Pour l’acteur, il s’agissait par ailleurs d’une belle occasion de voir de très près les particularités d’approche de chacun des réalisateurs et de côtoyer différents comédiens (31 en tout!), dont plusieurs issus de la région de Québec et qu’on ne voit malheureusement pas assez souvent au petit écran, selon lui.
CAPITALE DE RISQUE
En ce domaine, La Chambre no 13, entièrement produite dans la Vieille Capitale, fait du reste figure d’exception. "Un des grands attraits de tourner à Québec, c’est qu’aussi étrange que ça puisse paraître, c’est très exotique dans le paysage télévisuel", commente Richard Angers. Pour sa coproductrice, Geneviève Lavoie, il serait cependant souhaitable de renverser cette tendance. "Une ville où les jeunes ne peuvent pas rêver de participer à l’effervescence culturelle et d’où ils sont obligés de s’expatrier, tout le monde sur la même île, je trouve que ça n’a pas d’allure. Ça fait une métropole où il se passe plein de choses, mais quand tu sors de là, c’est mort, déplore-t-elle. Ça prend des idées, des scénaristes, des créateurs, et ça prend des producteurs…" "Des gens qui osent", complète son associé.

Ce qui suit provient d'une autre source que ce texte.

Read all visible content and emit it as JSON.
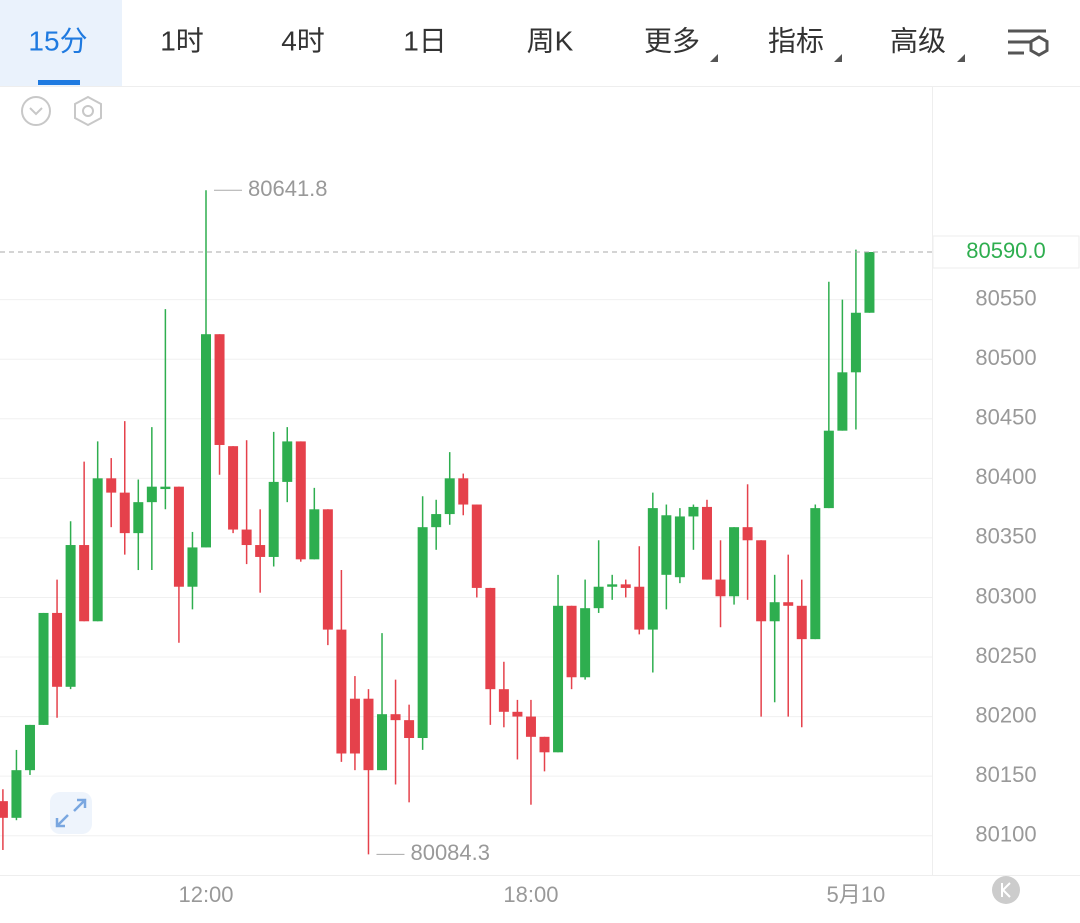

Dans cette perspective, la série amène un vent d’espoir. "La conclusion de tout ça, c’est que c’est possible", résume-t-il. "Je ne veux pas jouer au devin, lance pour sa part Pierre Lebeau, mais j’ai l’impression que ça va faire boule de neige." Pour Christian Michaud, comédien de Québec qu’on a pu voir dans le premier épisode, c’est en effet assez encourageant. "Il y a plusieurs de mes amis qui sont partis pour aller faire de la télé et du cinéma à Montréal, mais ça ne leur tentait pas, constate-t-il. Quand on a su qu’il y aurait cette série, tout le monde avait envie d’y être. C’est une super belle chance! Et j’espère que des producteurs vont voir ça et constater qu’il y a du potentiel à Québec, autant du côté des lieux que des comédiens et des techniciens… J’espère qu’il va y en avoir d’autres." Cela, seul l’avenir nous le dira. Pour l’instant, c’est au public de trancher.